The researchers reanalyzed the data by changing the primary outcome variable from a generic dementia diagnosis to AD and found no evidence of an association (HR = 0.80; 95% CI, 0.50–1.29; P = .36).

However, when they censored follow-up at the end of trazodone therapy, their analysis showed an even stronger association between the use of trazodone and the risk for dementia, compared with the results of the main analysis (HR = 2.57; 95% CI, 2.11–3.11; P < .001).

The association with dementia was greater with current use of trazodone than with past use, and short exposure to trazodone (<2 years) was found to be more strongly associated with dementia risk.

“Our findings suggest that trazodone is unlikely to protect against dementia,” Lau commented.

“In this context, we feel our study would suggest that prevention for dementia should not override other considerations when assessing the benefits and harms of prescribing trazodone to an individual,” he added.

Confounding Variables?

Commenting on the study for Medscape Medical News, Tiffany Schwasinger-Schmidt, MD, PhD, assistant professor of medicine, Department of Internal Medicine, University of Kansas School of Medicine, and neurology clerkship director, Wesley Medical Center, Wichita, who was not involved with the study, called it “unfortunately a little underpowered to assess the effects of this medication on the development of dementia.”
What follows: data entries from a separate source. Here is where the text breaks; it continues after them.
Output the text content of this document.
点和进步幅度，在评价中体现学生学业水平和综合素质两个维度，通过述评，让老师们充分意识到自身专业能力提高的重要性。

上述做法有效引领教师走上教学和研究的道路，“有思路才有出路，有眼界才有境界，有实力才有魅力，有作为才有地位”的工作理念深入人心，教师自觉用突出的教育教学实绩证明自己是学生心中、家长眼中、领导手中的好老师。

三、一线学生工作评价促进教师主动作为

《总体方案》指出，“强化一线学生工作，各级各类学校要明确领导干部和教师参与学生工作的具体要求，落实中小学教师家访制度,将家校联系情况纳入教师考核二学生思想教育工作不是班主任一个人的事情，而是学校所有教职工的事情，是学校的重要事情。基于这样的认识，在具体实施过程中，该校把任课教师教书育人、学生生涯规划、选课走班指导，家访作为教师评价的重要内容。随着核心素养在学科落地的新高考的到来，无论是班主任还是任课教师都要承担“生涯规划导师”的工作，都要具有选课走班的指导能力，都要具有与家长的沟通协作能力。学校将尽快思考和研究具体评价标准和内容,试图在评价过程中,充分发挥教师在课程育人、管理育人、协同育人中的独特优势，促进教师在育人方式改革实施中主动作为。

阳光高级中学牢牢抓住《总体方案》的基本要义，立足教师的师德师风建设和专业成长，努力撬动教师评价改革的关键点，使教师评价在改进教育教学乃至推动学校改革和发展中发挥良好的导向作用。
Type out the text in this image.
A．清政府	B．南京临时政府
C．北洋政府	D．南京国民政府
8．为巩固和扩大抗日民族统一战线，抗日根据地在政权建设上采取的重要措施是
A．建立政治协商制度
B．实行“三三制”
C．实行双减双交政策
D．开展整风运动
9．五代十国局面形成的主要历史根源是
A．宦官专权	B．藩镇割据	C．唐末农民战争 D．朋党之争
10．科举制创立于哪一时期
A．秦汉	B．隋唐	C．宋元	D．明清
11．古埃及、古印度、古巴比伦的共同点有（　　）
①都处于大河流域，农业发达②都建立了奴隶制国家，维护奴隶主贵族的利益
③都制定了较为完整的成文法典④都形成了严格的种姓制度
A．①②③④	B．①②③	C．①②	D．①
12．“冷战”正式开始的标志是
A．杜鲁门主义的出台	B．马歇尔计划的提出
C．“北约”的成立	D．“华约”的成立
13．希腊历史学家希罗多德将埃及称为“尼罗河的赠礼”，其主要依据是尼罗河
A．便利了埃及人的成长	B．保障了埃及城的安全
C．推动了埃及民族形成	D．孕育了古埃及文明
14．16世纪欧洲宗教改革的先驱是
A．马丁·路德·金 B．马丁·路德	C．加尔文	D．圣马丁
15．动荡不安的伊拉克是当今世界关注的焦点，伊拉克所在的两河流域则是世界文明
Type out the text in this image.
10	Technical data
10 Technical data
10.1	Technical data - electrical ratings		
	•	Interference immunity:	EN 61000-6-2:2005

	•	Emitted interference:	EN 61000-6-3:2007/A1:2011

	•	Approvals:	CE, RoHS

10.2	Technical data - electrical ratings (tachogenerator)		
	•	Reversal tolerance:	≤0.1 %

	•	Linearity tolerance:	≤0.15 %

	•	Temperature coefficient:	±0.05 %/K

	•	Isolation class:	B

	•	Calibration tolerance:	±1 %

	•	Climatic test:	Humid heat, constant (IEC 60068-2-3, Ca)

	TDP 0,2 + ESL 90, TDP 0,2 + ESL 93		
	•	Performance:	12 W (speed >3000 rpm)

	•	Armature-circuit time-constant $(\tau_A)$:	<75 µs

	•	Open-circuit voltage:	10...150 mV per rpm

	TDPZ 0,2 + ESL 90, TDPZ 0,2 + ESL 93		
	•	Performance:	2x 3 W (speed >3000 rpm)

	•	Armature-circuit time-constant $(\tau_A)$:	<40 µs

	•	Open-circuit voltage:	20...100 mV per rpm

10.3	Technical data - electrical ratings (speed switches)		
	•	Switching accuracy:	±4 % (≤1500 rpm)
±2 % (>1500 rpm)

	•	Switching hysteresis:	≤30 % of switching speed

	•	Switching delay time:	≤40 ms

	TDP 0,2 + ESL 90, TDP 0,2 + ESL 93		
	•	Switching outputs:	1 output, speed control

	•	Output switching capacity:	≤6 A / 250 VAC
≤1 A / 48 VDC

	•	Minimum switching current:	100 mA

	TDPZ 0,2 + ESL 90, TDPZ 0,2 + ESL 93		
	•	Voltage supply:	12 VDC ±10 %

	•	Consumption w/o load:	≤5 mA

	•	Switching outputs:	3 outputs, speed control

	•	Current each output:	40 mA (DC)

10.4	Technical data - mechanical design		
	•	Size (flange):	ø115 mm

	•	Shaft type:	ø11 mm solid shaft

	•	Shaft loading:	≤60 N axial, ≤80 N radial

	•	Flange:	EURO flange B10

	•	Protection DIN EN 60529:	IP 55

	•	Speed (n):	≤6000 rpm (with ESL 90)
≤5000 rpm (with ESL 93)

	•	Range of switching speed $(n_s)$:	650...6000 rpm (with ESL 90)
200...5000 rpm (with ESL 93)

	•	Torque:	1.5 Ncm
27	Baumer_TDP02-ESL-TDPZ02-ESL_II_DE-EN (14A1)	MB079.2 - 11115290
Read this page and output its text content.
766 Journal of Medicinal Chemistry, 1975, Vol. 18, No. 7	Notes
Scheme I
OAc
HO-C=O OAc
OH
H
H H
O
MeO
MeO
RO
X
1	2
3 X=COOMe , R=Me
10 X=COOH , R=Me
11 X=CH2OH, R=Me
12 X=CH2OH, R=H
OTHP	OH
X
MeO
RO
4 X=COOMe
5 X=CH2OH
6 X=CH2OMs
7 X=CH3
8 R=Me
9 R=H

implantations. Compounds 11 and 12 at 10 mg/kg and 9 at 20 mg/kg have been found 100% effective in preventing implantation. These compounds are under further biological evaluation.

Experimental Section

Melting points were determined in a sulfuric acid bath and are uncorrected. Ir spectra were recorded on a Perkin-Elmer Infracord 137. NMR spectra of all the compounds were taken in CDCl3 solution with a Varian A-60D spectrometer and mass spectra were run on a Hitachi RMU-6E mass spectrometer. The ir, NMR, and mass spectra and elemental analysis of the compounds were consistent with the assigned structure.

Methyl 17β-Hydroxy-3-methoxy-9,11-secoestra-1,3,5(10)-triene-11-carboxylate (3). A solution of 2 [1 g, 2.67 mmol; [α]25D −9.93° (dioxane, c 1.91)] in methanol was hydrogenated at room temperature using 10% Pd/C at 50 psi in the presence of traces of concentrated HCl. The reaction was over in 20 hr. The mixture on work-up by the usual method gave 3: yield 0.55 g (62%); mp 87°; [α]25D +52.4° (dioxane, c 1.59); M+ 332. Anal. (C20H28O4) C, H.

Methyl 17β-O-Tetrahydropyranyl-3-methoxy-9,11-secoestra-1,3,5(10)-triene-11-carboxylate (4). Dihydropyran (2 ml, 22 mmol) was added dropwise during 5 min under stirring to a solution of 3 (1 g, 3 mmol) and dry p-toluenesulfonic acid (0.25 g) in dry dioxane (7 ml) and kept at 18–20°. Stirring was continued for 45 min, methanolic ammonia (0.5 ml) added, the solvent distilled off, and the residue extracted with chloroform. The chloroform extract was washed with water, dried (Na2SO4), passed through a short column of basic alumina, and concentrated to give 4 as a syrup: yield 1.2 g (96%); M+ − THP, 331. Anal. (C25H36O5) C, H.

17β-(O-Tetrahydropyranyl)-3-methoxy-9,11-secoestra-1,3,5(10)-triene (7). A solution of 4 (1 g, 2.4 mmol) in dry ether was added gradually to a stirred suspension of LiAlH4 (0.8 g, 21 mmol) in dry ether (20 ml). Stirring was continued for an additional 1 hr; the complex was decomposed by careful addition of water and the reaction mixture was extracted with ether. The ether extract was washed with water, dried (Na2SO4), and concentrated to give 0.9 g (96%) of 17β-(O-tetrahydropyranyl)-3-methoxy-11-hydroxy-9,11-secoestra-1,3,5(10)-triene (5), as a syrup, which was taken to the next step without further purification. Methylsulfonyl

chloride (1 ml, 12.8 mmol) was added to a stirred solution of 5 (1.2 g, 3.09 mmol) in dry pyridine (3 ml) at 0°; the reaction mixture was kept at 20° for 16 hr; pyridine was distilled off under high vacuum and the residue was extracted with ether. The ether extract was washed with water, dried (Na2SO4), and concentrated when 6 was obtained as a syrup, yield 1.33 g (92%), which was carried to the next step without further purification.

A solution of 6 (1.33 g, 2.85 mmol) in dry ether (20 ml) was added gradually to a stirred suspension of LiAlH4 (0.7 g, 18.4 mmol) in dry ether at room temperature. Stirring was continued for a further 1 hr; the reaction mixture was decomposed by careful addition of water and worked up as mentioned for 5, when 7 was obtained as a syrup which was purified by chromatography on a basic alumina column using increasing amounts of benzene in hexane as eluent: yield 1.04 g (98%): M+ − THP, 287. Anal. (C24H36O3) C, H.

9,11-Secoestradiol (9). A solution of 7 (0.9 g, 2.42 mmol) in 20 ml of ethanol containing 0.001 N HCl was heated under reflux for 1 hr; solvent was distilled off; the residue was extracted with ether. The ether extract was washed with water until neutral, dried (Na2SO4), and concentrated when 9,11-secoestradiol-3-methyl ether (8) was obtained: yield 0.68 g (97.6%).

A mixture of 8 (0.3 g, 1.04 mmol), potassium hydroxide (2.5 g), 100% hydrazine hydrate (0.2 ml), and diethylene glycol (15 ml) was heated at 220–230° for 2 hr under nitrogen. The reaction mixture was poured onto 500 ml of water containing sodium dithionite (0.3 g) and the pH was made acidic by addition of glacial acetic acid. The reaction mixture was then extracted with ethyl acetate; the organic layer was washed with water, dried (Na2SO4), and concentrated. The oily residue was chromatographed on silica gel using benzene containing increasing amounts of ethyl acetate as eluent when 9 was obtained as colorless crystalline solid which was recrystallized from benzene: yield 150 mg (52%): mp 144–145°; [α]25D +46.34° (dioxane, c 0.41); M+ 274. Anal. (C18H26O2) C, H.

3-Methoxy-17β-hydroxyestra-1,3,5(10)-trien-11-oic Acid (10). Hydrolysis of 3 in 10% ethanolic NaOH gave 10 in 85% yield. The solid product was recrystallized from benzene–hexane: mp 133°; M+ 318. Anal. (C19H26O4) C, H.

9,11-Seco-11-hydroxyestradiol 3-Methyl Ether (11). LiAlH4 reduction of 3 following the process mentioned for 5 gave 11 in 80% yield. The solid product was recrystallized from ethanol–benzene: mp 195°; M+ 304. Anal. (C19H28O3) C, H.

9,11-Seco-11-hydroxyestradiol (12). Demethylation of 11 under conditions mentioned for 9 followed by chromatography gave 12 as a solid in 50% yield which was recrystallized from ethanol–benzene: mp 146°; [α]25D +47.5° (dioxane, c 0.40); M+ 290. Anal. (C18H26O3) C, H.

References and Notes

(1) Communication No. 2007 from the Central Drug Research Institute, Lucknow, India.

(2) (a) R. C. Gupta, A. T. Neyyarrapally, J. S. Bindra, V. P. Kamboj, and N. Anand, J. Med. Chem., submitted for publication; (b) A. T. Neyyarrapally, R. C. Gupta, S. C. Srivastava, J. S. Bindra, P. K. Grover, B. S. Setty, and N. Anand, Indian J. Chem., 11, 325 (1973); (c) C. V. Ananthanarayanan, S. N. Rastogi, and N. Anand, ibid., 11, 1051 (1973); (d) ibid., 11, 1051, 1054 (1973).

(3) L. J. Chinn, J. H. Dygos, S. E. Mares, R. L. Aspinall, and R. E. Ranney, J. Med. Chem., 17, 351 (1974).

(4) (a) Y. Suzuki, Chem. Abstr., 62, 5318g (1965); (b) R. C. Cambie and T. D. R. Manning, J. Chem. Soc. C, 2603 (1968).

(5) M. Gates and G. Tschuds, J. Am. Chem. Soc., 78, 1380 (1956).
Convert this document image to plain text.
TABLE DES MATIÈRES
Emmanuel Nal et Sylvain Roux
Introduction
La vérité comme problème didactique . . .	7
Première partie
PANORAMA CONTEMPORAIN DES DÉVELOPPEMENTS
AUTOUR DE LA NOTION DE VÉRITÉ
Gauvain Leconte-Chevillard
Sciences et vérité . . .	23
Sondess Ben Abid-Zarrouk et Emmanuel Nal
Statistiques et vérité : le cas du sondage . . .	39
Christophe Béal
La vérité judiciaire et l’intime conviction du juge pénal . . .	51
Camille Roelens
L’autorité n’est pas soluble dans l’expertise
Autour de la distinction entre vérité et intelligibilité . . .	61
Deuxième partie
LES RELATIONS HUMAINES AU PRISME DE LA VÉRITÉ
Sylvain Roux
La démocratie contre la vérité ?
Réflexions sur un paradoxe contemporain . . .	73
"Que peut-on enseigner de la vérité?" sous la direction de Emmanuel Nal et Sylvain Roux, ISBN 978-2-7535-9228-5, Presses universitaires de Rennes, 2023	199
She noted that the average age of patients taking trazodone was 70 years and that many patients could have had underlying undiagnosed dementia.

“A lot of people in primary care are not necessarily screened for dementia, and the subject often comes up only when the patient or a family member indicates memory issues, so there is a great deal of underdiagnosis,” she said.

Additionally, retrospective data include many confounding variables, so it is hard to ascertain the particular effects of the medications when conducting a review of records, she said.

She added that in the United States, trazodone is rarely used for depression or as monotherapy. Rather, it is frequently used as augmentation and is also more commonly used for insomnia.

Sleep disturbances are often associated with the development of dementia, she pointed out.

Whether trazodone is used for sleep disturbances or depression will have a bearing on dosing, and dosing in turn can affect the potential impact on the development of dementia, she observed.

“The take-home message is that we really need better prospective studies looking at trazodone and its associations before we can make a true jump to say it is or isn’t associated with the development of dementia,” she said.

The authors acknowledge, “Although the patients were well-matched on many baseline characteristics using propensity scores, it is possible that the observed comorbidities were insufficient to identify and account for patients experiencing early symptoms of dementia.”

They also acknowledge that “nondifferential misclassification of undiagnosed or wrongfully diagnosed patients” may have affected their results.

Nevertheless, they conclude that these results “refute the suggestions from animal studies that trazodone might stop or delay the onset of dementia in patients at the prodromal stage of dementia.”

The collaboration between the Department of Pharmacology and Pharmacy of the University of Hong Kong and the UCL School of Pharmacy is funded by the University of Hong Kong–University College London. The coauthors’ disclosures of relevant financial relationships are listed on the original article. Lau and Schwasinger-Schmidt have disclosed no such financial relationships.